No matter who you’re communicating with, brevity will almost always be preferred. Impart just enough information to get to an agreement with your audience, which usually means keeping the message pertinent to them. What type and the detail of information is important as well. The Harvard Business Review article Change The Way You Persuade by Gary A. Williams and Robert B. Miller is a good read on the five styles of executives.
If you want organizational momentum behind your project, you have to find a way to build excitement for your initiative. Again, information alone isn’t always going to cut it. High-end consulting firms often train personnel to communicate their message through storytelling. Our minds are structured to make sense of the world in terms of stories. By building a compelling narrative around your data, you can accomplish a lot of your audience’s cognitive work for them, getting you that much closer to a “yes.”

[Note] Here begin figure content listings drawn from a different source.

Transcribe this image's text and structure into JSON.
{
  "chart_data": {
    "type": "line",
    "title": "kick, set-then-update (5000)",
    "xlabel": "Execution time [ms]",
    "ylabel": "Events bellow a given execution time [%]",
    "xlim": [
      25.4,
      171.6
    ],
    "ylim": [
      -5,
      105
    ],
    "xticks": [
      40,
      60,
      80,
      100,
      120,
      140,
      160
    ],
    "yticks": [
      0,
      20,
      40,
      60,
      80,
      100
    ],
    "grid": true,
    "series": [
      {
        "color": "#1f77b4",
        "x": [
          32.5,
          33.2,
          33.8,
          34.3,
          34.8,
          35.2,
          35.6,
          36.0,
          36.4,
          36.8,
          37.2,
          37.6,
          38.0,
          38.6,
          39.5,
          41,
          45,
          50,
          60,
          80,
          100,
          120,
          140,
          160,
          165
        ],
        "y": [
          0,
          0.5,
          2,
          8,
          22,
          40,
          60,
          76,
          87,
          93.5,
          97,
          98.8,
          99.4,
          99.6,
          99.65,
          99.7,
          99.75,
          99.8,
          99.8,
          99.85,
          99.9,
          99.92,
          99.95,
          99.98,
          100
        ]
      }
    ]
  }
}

Though many detailed storytelling methodologies exist, most business stories follow roughly the same structure:
Fortunately, the components of the Learning Model Canvas fit well into this storytelling format, and can be interwoven into the story you want to tell, as you can see in the following example.
Employees’ learning expectations (Customer Segment) are evolving as information is becoming available everywhere due to rapid advances in technology. Just as in their consumer life, they expect meaningful, on-demand (Customer Relationship) experiences (Value Proposition) in their business life delivered directly (Delivery) to applications and devices they already use.
We know this because employee attrition is up X% in the last two years. Exit interviews show a primary reason for voluntary termination is lack of learning and development opportunities to grow within their positions.
Our L&D department is structured (Learning Model) for producing informational content (Information Dissemination pattern) focused on maintaining company compliance (Value Proposition - Company).
This model is a constraint to improving employee satisfaction (Getting Information - That One Thing) for meaningful learning experiences (Value Proposition - Employee) within their jobs.
We need to align our assets (Key Resources) around the employee (Customer Segment) with on-demand access to internally developed learning experiences (Design) as well as curated learning experiences (Relationship - Broker) found on third party providers like Lynda.com (Key Partners).
Call to Action:
“The estimated impact on the business is X (Business Outcome), and the estimated investment is Y (Cost Structure). To move this forward I need to confirm your support of this initiative and agree on next steps (Gain Commitment).”
Learning how to tell the right story is a way to give voice to the data and information you've gathered. In an ideal world, numbers would speak for themselves and L&D would be handed all the resources it needs to get the job done. Until then, you have to become adept at Giving Information. If you want to learn more about how approach storytelling in L&D, drop me a line or leave a comment below.
Supporting documents will often be a welcome addition to your story. These might include a completed LMC, a list of key dependencies, or detailed budget prepared as handouts, or added as appendices to your primary document. If you encounter someone that thinks your story is a “tall tale,” you will be able to rely on these documents to reinforce your proposed solution.